The greatcoat, as matt black as her hacked-short hair, spread out on the marble step and the thrown-down yellow carpet. She curled her tail tightly to her body. The wash-faded black cloth of her dress began to grow hot in the morning sun, and she smiled and shrugged a stretch without moving from her sitting position. She kept one bare foot firmly on the stock of her musket that lay on the step below.
"We will build the Temple again, our temple, the House of Salomon: with just rule and line, for the Imperial dynasty to rule justly over our own people! We will build for ourselves, and never again for the Thirty-Six!"
Zar-bettu-zekigal yawned
into her fists. Memory tracking automatically, she shifted an inch closer to the Hyena’s plate-clad legs to watch every word. She gazed up, murmuring under her breath: "Oh, you’re beautiful! But see you, you’re a child; just a baby!"
The Hyena stood on woven carpets, under gold silk canopies held by ragged silk-clad soldiers.
"We have been the servants of servants, the slaves of slaves, forbidden the least right, hidden in darkness, condemned to toil only for others! Now our buried birthright is uncovered, is come into the light; our day dawns, this day!"
She walked forward to the edge of the steps. Against the milk-blue sky, the armored shoulders of the woman glittered silver; her scrubbed young face shone in the morning light. Zari watched the movement of her mobile mouth, the passion of her face; chopped-short brown hair flying, slanting red-brown eyes narrowed against the light.

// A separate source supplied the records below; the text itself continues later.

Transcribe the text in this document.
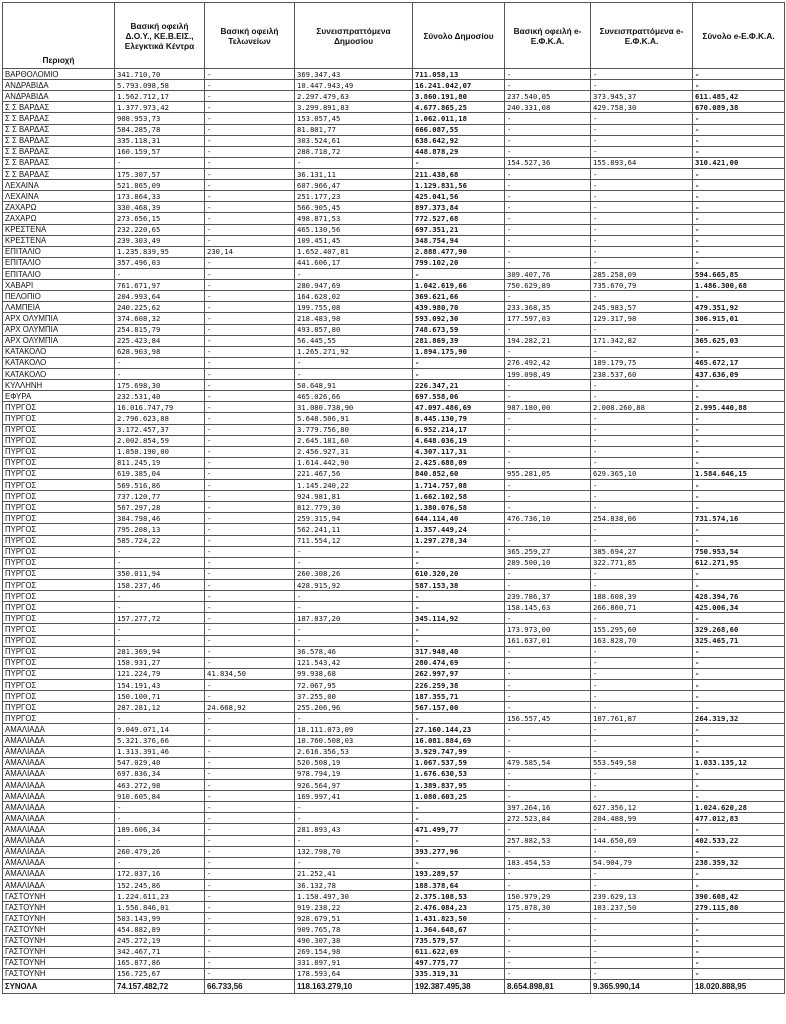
Περιοχή	Βασική οφειλή Δ.Ο.Υ., ΚΕ.Β.ΕΙΣ., Ελεγκτικά Κέντρα	Βασική οφειλή Τελωνείων	Συνεισπραττόμενα Δημοσίου	Σύνολο Δημοσίου	Βασική οφειλή e-Ε.Φ.Κ.Α.	Συνεισπραττόμενα e-Ε.Φ.Κ.Α.	Σύνολο e-Ε.Φ.Κ.Α.
ΒΑΡΘΟΛΟΜΙΟ	341.710,70	-	369.347,43	711.058,13	-	-	-
ΑΝΔΡΑΒΙΔΑ	5.793.098,58	-	10.447.943,49	16.241.042,07	-	-	-
ΑΝΔΡΑΒΙΔΑ	1.562.712,17	-	2.297.479,63	3.860.191,80	237.540,05	373.945,37	611.485,42
Σ Σ ΒΑΡΔΑΣ	1.377.973,42	-	3.299.891,83	4.677.865,25	240.331,08	429.758,30	670.089,38
Σ Σ ΒΑΡΔΑΣ	908.953,73	-	153.057,45	1.062.011,18	-	-	-
Σ Σ ΒΑΡΔΑΣ	584.285,78	-	81.801,77	666.087,55	-	-	-
Σ Σ ΒΑΡΔΑΣ	335.118,31	-	303.524,61	638.642,92	-	-	-
Σ Σ ΒΑΡΔΑΣ	160.159,57	-	288.718,72	448.878,29	-	-	-
Σ Σ ΒΑΡΔΑΣ	-	-	-	-	154.527,36	155.893,64	310.421,00
Σ Σ ΒΑΡΔΑΣ	175.307,57	-	36.131,11	211.438,68	-	-	-
ΛΕΧΑΙΝΑ	521.865,09	-	607.966,47	1.129.831,56	-	-	-
ΛΕΧΑΙΝΑ	173.864,33	-	251.177,23	425.041,56	-	-	-
ΖΑΧΑΡΩ	330.468,39	-	566.905,45	897.373,84	-	-	-
ΖΑΧΑΡΩ	273.656,15	-	498.871,53	772.527,68	-	-	-
ΚΡΕΣΤΕΝΑ	232.220,65	-	465.130,56	697.351,21	-	-	-
ΚΡΕΣΤΕΝΑ	239.303,49	-	109.451,45	348.754,94	-	-	-
ΕΠΙΤΑΛΙΟ	1.235.839,95	230,14	1.652.407,81	2.888.477,90	-	-	-
ΕΠΙΤΑΛΙΟ	357.496,03	-	441.606,17	799.102,20	-	-	-
ΕΠΙΤΑΛΙΟ	-	-	-	-	309.407,76	285.258,09	594.665,85
ΧΑΒΑΡΙ	761.671,97	-	280.947,69	1.042.619,66	750.629,89	735.670,79	1.486.300,68
ΠΕΛΟΠΙΟ	204.993,64	-	164.628,02	369.621,66	-	-	-
ΛΑΜΠΕΙΑ	240.225,62	-	199.755,08	439.980,70	233.368,35	245.983,57	479.351,92
ΑΡΧ ΟΛΥΜΠΙΑ	374.608,32	-	218.483,98	593.092,30	177.597,03	129.317,98	306.915,01
ΑΡΧ ΟΛΥΜΠΙΑ	254.815,79	-	493.857,80	748.673,59	-	-	-
ΑΡΧ ΟΛΥΜΠΙΑ	225.423,84	-	56.445,55	281.869,39	194.282,21	171.342,82	365.625,03
ΚΑΤΑΚΟΛΟ	628.903,98	-	1.265.271,92	1.894.175,90	-	-	-
ΚΑΤΑΚΟΛΟ	-	-	-	-	276.492,42	189.179,75	465.672,17
ΚΑΤΑΚΟΛΟ	-	-	-	-	199.098,49	238.537,60	437.636,09
ΚΥΛΛΗΝΗ	175.698,30	-	50.648,91	226.347,21	-	-	-
ΕΦΥΡΑ	232.531,40	-	465.026,66	697.558,06	-	-	-
ΠΥΡΓΟΣ	16.016.747,79	-	31.080.738,90	47.097.486,69	987.180,00	2.008.260,88	2.995.440,88
ΠΥΡΓΟΣ	2.796.623,88	-	5.648.506,91	8.445.130,79	-	-	-
ΠΥΡΓΟΣ	3.172.457,37	-	3.779.756,80	6.952.214,17	-	-	-
ΠΥΡΓΟΣ	2.002.854,59	-	2.645.181,60	4.648.036,19	-	-	-
ΠΥΡΓΟΣ	1.850.190,00	-	2.456.927,31	4.307.117,31	-	-	-
ΠΥΡΓΟΣ	811.245,19	-	1.614.442,90	2.425.688,09	-	-	-
ΠΥΡΓΟΣ	619.385,04	-	221.467,56	840.852,60	955.281,05	629.365,10	1.584.646,15
ΠΥΡΓΟΣ	569.516,86	-	1.145.240,22	1.714.757,08	-	-	-
ΠΥΡΓΟΣ	737.120,77	-	924.981,81	1.662.102,58	-	-	-
ΠΥΡΓΟΣ	567.297,28	-	812.779,30	1.380.076,58	-	-	-
ΠΥΡΓΟΣ	384.798,46	-	259.315,94	644.114,40	476.736,10	254.838,06	731.574,16
ΠΥΡΓΟΣ	795.208,13	-	562.241,11	1.357.449,24	-	-	-
ΠΥΡΓΟΣ	585.724,22	-	711.554,12	1.297.278,34	-	-	-
ΠΥΡΓΟΣ	-	-	-	-	365.259,27	385.694,27	750.953,54
ΠΥΡΓΟΣ	-	-	-	-	289.500,10	322.771,85	612.271,95
ΠΥΡΓΟΣ	350.011,94	-	260.308,26	610.320,20	-	-	-
ΠΥΡΓΟΣ	158.237,46	-	428.915,92	587.153,38	-	-	-
ΠΥΡΓΟΣ	-	-	-	-	239.786,37	188.608,39	428.394,76
ΠΥΡΓΟΣ	-	-	-	-	158.145,63	266.860,71	425.006,34
ΠΥΡΓΟΣ	157.277,72	-	187.837,20	345.114,92	-	-	-
ΠΥΡΓΟΣ	-	-	-	-	173.973,00	155.295,60	329.268,60
ΠΥΡΓΟΣ	-	-	-	-	161.637,01	163.828,70	325.465,71
ΠΥΡΓΟΣ	281.369,94	-	36.578,46	317.948,40	-	-	-
ΠΥΡΓΟΣ	158.931,27	-	121.543,42	280.474,69	-	-	-
ΠΥΡΓΟΣ	121.224,79	41.834,50	99.938,68	262.997,97	-	-	-
ΠΥΡΓΟΣ	154.191,43	-	72.067,95	226.259,38	-	-	-
ΠΥΡΓΟΣ	150.100,71	-	37.255,00	187.355,71	-	-	-
ΠΥΡΓΟΣ	287.281,12	24.668,92	255.206,96	567.157,00	-	-	-
ΠΥΡΓΟΣ	-	-	-	-	156.557,45	107.761,87	264.319,32
ΑΜΑΛΙΑΔΑ	9.049.071,14	-	18.111.073,09	27.160.144,23	-	-	-
ΑΜΑΛΙΑΔΑ	5.321.376,66	-	10.760.508,03	16.081.884,69	-	-	-
ΑΜΑΛΙΑΔΑ	1.313.391,46	-	2.616.356,53	3.929.747,99	-	-	-
ΑΜΑΛΙΑΔΑ	547.029,40	-	520.508,19	1.067.537,59	479.585,54	553.549,58	1.033.135,12
ΑΜΑΛΙΑΔΑ	697.836,34	-	978.794,19	1.676.630,53	-	-	-
ΑΜΑΛΙΑΔΑ	463.272,98	-	926.564,97	1.389.837,95	-	-	-
ΑΜΑΛΙΑΔΑ	910.605,84	-	169.997,41	1.080.603,25	-	-	-
ΑΜΑΛΙΑΔΑ	-	-	-	-	397.264,16	627.356,12	1.024.620,28
ΑΜΑΛΙΑΔΑ	-	-	-	-	272.523,84	204.488,99	477.012,83
ΑΜΑΛΙΑΔΑ	189.606,34	-	281.893,43	471.499,77	-	-	-
ΑΜΑΛΙΑΔΑ	-	-	-	-	257.882,53	144.650,69	402.533,22
ΑΜΑΛΙΑΔΑ	260.479,26	-	132.798,70	393.277,96	-	-	-
ΑΜΑΛΙΑΔΑ	-	-	-	-	183.454,53	54.904,79	238.359,32
ΑΜΑΛΙΑΔΑ	172.037,16	-	21.252,41	193.289,57	-	-	-
ΑΜΑΛΙΑΔΑ	152.245,86	-	36.132,78	188.378,64	-	-	-
ΓΑΣΤΟΥΝΗ	1.224.611,23	-	1.150.497,30	2.375.108,53	150.979,29	239.629,13	390.608,42
ΓΑΣΤΟΥΝΗ	1.556.846,01	-	919.238,22	2.476.084,23	175.878,30	103.237,50	279.115,80
ΓΑΣΤΟΥΝΗ	503.143,99	-	928.679,51	1.431.823,50	-	-	-
ΓΑΣΤΟΥΝΗ	454.882,89	-	909.765,78	1.364.648,67	-	-	-
ΓΑΣΤΟΥΝΗ	245.272,19	-	490.307,38	735.579,57	-	-	-
ΓΑΣΤΟΥΝΗ	342.467,71	-	269.154,98	611.622,69	-	-	-
ΓΑΣΤΟΥΝΗ	165.877,86	-	331.897,91	497.775,77	-	-	-
ΓΑΣΤΟΥΝΗ	156.725,67	-	178.593,64	335.319,31	-	-	-
ΣΥΝΟΛΑ	74.157.482,72	66.733,56	118.163.279,10	192.387.495,38	8.654.898,81	9.365.990,14	18.020.888,95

"For them, now, nothing! We cut no more stone. We lay no more bricks. We dig no foundations. We draw no plans! Oh, they can force us to work–who denies it? But, if we’re strong, who can force us to sleep or to eat?"

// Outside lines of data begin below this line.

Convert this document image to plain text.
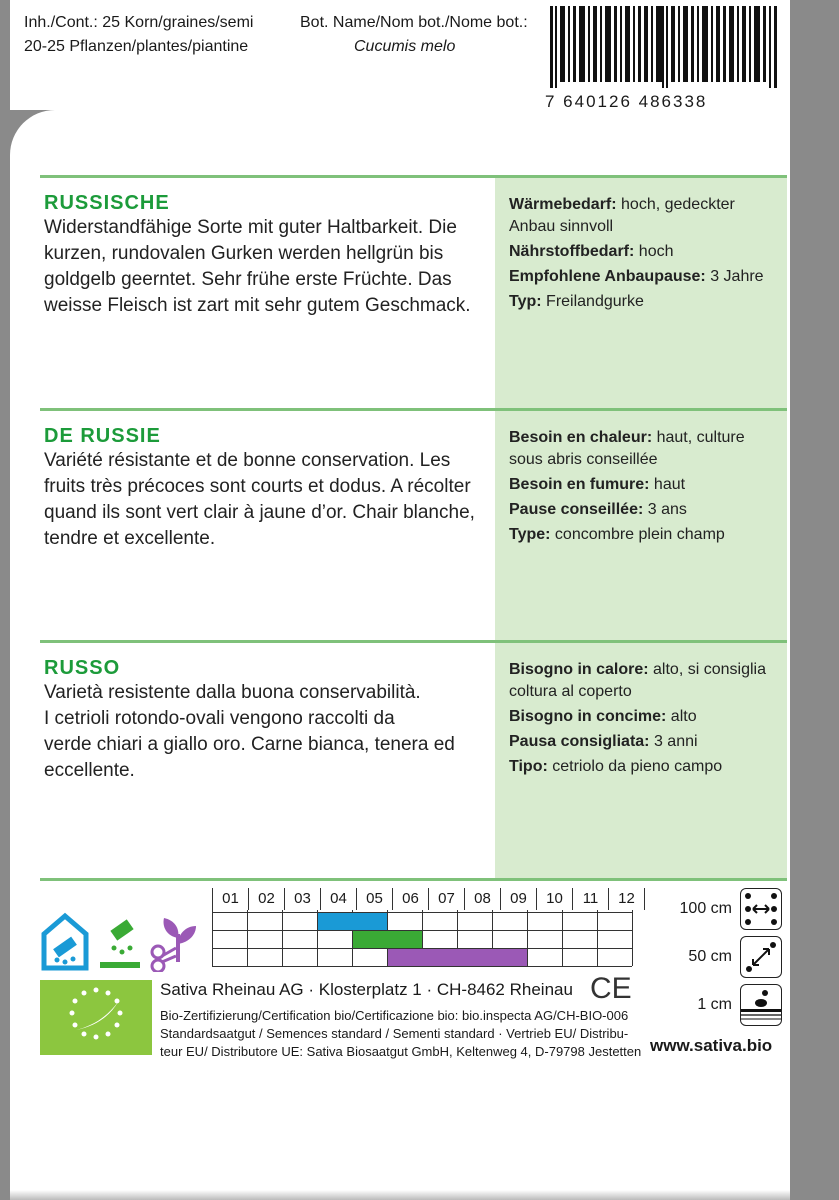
Inh./Cont.: 25 Korn/graines/semi
20-25 Pflanzen/plantes/piantine
Bot. Name/Nom bot./Nome bot.:
Cucumis melo
7 640126 486338
Wärmebedarf: hoch, gedeckter
Anbau sinnvoll
Nährstoffbedarf: hoch
Empfohlene Anbaupause: 3 Jahre
Typ: Freilandgurke
RUSSISCHE
Widerstandfähige Sorte mit guter Haltbarkeit. Die
kurzen, rundovalen Gurken werden hellgrün bis
goldgelb geerntet. Sehr frühe erste Früchte. Das
weisse Fleisch ist zart mit sehr gutem Geschmack.
Besoin en chaleur: haut, culture
sous abris conseillée
Besoin en fumure: haut
Pause conseillée: 3 ans
Type: concombre plein champ
DE RUSSIE
Variété résistante et de bonne conservation. Les
fruits très précoces sont courts et dodus. A récolter
quand ils sont vert clair à jaune d’or. Chair blanche,
tendre et excellente.
Bisogno in calore: alto, si consiglia
coltura al coperto
Bisogno in concime: alto
Pausa consigliata: 3 anni
Tipo: cetriolo da pieno campo
RUSSO
Varietà resistente dalla buona conservabilità.
I cetrioli rotondo-ovali vengono raccolti da
verde chiari a giallo oro. Carne bianca, tenera ed
eccellente.
01	02	03	04	05	06	07	08	09	10	11	12
100 cm
50 cm
1 cm
Sativa Rheinau AG · Klosterplatz 1 · CH-8462 Rheinau CE
Bio-Zertifizierung/Certification bio/Certificazione bio: bio.inspecta AG/CH-BIO-006
Standardsaatgut / Semences standard / Sementi standard · Vertrieb EU/ Distribu-
teur EU/ Distributore UE: Sativa Biosaatgut GmbH, Keltenweg 4, D-79798 Jestetten www.sativa.bio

Behind the Hyena, gold-cross banners of the Sun shone: ranks of ragged soldiers crowding onto the steps of the Thirty-Second District square. The stink of gunpowder still hung in the air from a few enthusiastic musket-shots. Sword and sword-harness chinked.
"And when we die and are carried again on the Boat through the Night–who will they have then to build their power? Oh, who? None. For when we come again we will act as we do now: we will not spend all our lives digging our graves and building our tombs!"

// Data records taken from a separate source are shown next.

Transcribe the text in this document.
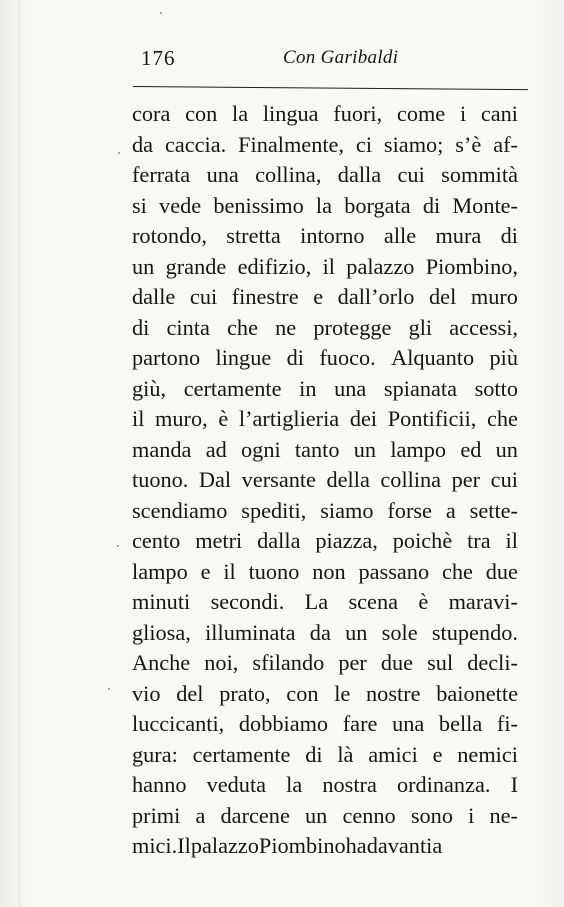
176	Con Garibaldi
cora con la lingua fuori, come i cani
da caccia. Finalmente, ci siamo; s’è af-
ferrata una collina, dalla cui sommità
si vede benissimo la borgata di Monte-
rotondo, stretta intorno alle mura di
un grande edifizio, il palazzo Piombino,
dalle cui finestre e dall’orlo del muro
di cinta che ne protegge gli accessi,
partono lingue di fuoco. Alquanto più
giù, certamente in una spianata sotto
il muro, è l’artiglieria dei Pontificii, che
manda ad ogni tanto un lampo ed un
tuono. Dal versante della collina per cui
scendiamo spediti, siamo forse a sette-
cento metri dalla piazza, poichè tra il
lampo e il tuono non passano che due
minuti secondi. La scena è maravi-
gliosa, illuminata da un sole stupendo.
Anche noi, sfilando per due sul decli-
vio del prato, con le nostre baionette
luccicanti, dobbiamo fare una bella fi-
gura: certamente di là amici e nemici
hanno veduta la nostra ordinanza. I
primi a darcene un cenno sono i ne-
mici. Il palazzo Piombino ha davanti a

‘We cut no more stone. We lay no more bricks. We dig no foundations.’ Frontispiece to Sphinx Mystagoga, Athanasius Kircher, Amsterdam, 1676
The crowd’s roar bounced back from the marble walls of the Trade Guild Meeting-halls, empty of their Rat-Lords now; together with the echoes of the Hyena’s loudspeaker. Zari swiveled back on the step and faced forward, looking out across the heads of ten or fifteen thousand civilian men and women. In silk, in satin; their callused hands still carrying rule, trowel, wrench, or hod.